Asian markets closed in the red today amid end-of-year profit taking and higher risk aversion. Despite recent news of more government stimulus and upcoming corporate tax cuts, the Nikkei 225 slid -1.57% today. In contrast, the Yen strengthened against the USD and is currently trading at 119.66.
In Europe, the flight to safety continues as implications about the Greek snap elections affect trading. Investors fear that the anti-bailout Syriza party could win the elections and cause disruption in Greece’s recovery plans, thus adding pressure to the Euro. The bloc’s currency currently continues to trade close to its recent low of 1.2124.
In commodities, Brent futures dipped to $57.38 as supply glut concerns overshadow the recent Libyan turmoil.

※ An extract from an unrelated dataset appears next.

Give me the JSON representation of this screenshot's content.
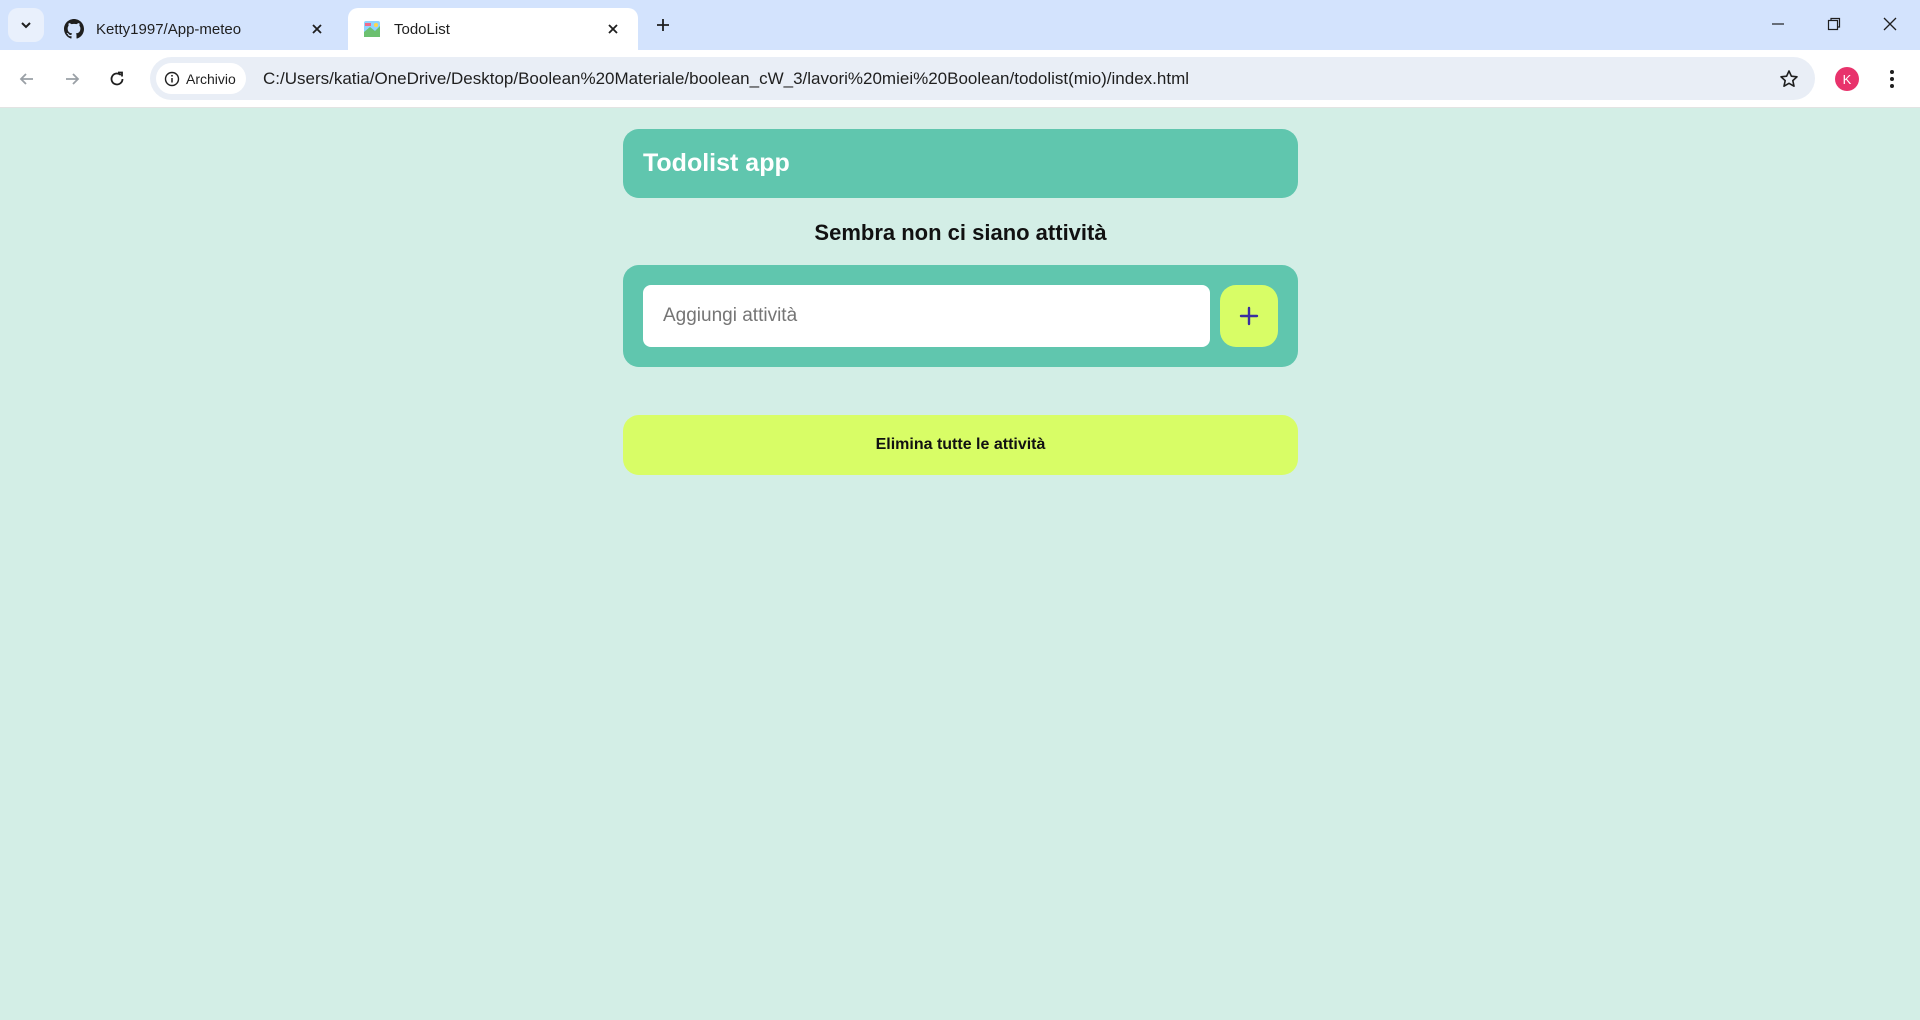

Last full trading day of the year in the US. As Santa’s rally loses traction, investors are likely to focus on home prices and consumer confidence data amid thin volumes.
European stocks suffered a fall mainly caused by political volatility in Greece, decreasing oil prices and a drop in consumer prices in Spain. The Stoxx Europe 600 declined by 0.8% to 342.77 points. The Greek elections are likely to be held on the 25th of January hinting that the uncertainty in the market can be expected to last through most of next month.
The State Administration of Foreign Exchange in China withdrew some of its constraints on banks’ foreign exchange holdings, allowing them to hold fewer dollars and resulting in the largest one-day gain of 0.32% for the yuan since May this year. This is one of the measures taken by the government to make market forces a greater influence in the economy.